No teatro baiano, o vício _

da comédia ajuda a criar mais um estereótipo: o de que só vale a pena assistir a espetáculos deste gênero. Como um círculo vicioso,

uma parte do público só vai ao teatro assistir espetáculos cômicos, e só se faz comédia porque sabe-se que existe um público garantido. Isto dificulta o crescimento de outros gêneros na produção teatral baiana. _ Três pesquisas sobre hábitos culturais de alguns segmentos sociais, realizadas entre 2001 e 2002 por Sérgio Sobreira e seus alunos da Faculdade de Comunicação da UFBA, confirmaram os estigmas. As pesquisas foram realizadas com 277 entrevistados (148 mulheres e 129 homens), a maior parte, estudante, com idades entre 21 e 25 anos. O estudo foi feito em diversos bairros de Salvador, mas principalmente em bairros considerados de classe média, como Pituba, Rio Vermelho e Federação.
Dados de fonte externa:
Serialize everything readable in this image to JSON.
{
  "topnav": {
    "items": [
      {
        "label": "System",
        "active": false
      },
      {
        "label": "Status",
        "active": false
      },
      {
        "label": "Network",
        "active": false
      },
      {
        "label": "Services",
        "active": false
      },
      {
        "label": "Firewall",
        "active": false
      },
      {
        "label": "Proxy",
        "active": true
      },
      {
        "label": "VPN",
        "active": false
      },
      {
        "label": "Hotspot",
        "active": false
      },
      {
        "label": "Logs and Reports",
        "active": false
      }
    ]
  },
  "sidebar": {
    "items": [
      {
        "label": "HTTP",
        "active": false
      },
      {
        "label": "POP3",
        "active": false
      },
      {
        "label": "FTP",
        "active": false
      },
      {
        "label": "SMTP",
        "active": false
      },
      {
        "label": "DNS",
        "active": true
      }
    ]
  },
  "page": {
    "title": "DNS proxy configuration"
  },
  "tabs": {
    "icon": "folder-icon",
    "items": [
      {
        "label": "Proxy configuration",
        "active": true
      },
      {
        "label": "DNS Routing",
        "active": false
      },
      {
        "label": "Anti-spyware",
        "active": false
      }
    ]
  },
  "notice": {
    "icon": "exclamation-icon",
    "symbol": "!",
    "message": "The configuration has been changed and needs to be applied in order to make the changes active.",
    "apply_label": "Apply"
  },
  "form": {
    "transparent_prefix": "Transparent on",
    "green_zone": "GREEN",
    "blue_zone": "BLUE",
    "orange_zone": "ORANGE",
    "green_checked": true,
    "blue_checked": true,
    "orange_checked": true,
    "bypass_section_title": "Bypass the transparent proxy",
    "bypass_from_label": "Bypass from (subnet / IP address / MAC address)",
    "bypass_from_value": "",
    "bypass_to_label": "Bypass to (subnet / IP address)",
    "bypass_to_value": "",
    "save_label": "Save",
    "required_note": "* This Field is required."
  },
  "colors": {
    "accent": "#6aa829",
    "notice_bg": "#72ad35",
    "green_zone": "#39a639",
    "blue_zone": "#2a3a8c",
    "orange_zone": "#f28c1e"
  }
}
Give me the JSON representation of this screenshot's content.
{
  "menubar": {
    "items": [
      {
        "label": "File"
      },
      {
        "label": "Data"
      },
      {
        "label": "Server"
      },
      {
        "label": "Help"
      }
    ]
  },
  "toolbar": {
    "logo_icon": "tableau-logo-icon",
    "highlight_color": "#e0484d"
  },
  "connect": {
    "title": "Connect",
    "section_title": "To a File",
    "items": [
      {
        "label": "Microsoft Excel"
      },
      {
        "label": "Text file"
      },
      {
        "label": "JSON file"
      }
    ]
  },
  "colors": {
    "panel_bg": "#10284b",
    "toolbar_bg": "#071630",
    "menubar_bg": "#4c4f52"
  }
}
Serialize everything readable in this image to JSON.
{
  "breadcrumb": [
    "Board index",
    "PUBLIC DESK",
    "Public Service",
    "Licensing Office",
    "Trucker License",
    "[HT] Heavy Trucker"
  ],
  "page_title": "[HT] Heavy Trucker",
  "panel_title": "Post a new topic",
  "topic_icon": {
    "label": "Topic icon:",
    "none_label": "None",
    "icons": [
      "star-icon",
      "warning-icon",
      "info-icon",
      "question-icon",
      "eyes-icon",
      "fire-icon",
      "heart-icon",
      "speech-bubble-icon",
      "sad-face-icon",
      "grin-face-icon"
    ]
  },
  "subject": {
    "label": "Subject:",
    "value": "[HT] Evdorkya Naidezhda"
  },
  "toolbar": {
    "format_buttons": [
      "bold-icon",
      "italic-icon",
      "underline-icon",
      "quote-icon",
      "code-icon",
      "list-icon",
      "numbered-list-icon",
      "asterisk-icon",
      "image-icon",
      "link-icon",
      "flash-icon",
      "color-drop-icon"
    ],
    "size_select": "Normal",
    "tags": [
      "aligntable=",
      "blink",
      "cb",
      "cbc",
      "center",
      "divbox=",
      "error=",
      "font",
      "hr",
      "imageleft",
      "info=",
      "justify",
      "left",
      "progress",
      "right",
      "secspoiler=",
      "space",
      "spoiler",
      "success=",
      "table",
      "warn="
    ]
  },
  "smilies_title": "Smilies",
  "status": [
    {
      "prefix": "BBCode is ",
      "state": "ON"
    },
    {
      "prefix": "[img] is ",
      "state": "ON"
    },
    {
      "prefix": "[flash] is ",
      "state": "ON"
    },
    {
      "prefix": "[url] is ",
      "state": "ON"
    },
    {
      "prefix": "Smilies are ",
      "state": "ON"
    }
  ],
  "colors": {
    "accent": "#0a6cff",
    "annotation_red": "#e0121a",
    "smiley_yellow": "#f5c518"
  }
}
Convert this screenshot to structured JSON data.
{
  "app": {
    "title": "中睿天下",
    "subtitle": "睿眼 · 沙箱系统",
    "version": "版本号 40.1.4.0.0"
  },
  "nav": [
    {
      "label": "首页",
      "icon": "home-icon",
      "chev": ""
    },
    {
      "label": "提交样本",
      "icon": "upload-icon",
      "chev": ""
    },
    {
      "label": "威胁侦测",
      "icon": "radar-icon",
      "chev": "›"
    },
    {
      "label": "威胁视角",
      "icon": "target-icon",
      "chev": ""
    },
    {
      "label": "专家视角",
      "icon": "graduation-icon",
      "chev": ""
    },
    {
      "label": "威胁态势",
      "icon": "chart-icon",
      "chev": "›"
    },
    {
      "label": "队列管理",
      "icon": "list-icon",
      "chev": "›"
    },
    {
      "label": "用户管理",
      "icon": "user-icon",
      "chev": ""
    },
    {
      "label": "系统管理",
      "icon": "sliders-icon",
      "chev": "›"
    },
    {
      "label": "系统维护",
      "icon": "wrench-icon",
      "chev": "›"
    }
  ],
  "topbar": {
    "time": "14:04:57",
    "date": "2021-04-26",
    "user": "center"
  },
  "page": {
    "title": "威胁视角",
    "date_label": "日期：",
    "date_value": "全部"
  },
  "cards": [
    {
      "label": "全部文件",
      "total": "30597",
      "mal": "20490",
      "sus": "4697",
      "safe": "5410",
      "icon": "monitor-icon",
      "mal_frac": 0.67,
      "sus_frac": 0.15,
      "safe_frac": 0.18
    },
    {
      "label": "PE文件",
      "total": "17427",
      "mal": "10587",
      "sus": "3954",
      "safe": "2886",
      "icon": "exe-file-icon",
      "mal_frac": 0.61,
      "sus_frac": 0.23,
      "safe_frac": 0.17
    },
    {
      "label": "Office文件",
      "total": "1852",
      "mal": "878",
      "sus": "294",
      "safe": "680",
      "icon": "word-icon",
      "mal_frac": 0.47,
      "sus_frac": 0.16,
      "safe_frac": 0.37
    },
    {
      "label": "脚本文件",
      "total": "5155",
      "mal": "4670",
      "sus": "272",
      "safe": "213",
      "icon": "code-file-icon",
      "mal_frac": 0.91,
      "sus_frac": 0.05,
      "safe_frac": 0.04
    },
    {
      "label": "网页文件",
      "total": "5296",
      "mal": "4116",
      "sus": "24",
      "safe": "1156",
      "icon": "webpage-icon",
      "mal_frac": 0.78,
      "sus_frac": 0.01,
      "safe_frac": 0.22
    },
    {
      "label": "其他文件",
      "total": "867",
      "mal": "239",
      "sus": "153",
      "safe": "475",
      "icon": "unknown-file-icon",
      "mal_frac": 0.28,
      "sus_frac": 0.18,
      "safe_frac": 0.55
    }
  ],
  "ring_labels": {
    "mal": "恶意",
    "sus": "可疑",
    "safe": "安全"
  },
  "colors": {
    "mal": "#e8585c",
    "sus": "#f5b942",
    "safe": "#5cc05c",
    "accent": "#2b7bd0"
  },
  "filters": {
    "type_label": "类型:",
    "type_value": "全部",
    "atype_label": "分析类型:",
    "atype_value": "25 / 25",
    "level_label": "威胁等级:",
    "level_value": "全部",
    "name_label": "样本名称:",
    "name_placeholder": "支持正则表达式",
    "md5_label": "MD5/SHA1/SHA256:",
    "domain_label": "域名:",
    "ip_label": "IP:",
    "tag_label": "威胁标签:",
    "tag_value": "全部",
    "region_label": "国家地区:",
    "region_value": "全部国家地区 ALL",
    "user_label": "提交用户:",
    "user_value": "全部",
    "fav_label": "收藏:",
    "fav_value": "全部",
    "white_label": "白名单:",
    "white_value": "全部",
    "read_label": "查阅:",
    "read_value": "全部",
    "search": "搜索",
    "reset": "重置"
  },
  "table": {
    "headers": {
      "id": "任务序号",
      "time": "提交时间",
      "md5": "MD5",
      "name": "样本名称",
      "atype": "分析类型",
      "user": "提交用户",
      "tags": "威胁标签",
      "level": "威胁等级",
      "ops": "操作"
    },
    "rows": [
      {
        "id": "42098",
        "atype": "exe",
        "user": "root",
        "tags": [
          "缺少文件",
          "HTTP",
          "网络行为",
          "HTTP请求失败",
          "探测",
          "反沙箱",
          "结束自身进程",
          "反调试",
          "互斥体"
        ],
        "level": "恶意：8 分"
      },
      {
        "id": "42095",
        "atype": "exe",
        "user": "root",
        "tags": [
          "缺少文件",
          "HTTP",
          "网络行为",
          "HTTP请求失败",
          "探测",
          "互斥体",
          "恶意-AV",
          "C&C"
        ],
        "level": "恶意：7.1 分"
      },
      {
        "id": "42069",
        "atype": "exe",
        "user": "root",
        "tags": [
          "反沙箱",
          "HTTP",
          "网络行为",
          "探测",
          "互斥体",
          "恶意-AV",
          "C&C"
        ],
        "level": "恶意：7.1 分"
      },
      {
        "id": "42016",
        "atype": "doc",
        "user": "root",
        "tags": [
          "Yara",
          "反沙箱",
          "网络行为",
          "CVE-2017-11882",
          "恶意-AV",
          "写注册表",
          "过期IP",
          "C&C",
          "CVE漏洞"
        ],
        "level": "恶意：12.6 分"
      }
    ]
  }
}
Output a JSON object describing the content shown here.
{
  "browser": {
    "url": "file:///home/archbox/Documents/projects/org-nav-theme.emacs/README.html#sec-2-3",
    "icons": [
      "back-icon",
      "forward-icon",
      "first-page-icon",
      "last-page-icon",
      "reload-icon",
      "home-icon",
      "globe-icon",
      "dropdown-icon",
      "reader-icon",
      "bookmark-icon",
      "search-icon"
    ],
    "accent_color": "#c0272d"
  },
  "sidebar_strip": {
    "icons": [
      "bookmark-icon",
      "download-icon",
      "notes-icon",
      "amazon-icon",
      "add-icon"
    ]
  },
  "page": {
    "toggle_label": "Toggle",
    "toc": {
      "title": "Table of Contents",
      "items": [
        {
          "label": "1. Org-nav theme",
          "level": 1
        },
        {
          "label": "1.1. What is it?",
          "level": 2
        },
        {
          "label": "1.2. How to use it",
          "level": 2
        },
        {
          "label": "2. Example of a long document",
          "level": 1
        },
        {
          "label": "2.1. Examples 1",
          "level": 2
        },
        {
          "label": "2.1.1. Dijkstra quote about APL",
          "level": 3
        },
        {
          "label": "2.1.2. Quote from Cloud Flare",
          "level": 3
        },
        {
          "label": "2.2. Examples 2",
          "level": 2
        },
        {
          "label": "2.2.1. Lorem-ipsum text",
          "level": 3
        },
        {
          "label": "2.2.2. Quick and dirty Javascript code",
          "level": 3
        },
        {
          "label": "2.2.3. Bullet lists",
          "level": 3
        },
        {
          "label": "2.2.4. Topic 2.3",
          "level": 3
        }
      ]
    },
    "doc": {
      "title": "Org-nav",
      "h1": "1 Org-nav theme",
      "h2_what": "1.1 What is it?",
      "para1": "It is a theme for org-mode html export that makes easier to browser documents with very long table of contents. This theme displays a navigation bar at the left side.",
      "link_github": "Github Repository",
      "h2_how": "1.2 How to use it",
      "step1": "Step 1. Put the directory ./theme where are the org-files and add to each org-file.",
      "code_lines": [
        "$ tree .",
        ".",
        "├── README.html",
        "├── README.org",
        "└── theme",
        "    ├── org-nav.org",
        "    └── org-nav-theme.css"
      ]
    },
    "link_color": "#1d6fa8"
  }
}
Confirmou-se a preferência por cinema e música como atividades de lazer, ficando o teatro como terceira opção. Dentre os entrevistados, aqueles que não vão ao teatro alegam como motivo principal a falta de

interesse, seguido pelo valor dos ingressos, considerados caros. Entretanto, ao consultar preços de ingressos das peças em cartaz atualmente na cidade de Salvador, verifica-se que o valor da meia-entrada fica em média R$ 7,00, quantia igual ou menor à que é paga em shows, cinemas e boates. Outro dado apontado pelas pesquisas, foi o grau de escolaridade daqueles que freqüentam o teatro. Verificou-se que 78,29% eram universitários, o que justifica o estigma de arte elitista. Quanto ao gênero, foi constatada a preferência pela comédia. _ É difícil encontrar uma solução “salvadora”, que faça com que o público deixe os preconceitos de lado e passe a considerar o teatro opção de lazer como as outras. As políticas de formação de platéia, estratégias desenvolvidas no sentido de atrair pessoas para o teatro e fazer com que criem esse hábito, são uma boa saída. O maior desafio é levar as pessoas uma vez ao teatro e fazer com que conheçam, verdadeiramente, essa arte. Depois, ela se tornará uma necessidade. Como diz João Lima, diretor da premiada peça O sapato do meu tio, “a arte é fundamental na vida do ser humano, assim como se alimentar, morar e ter educação. Acho que a arte é o que nos torna mais humanos”.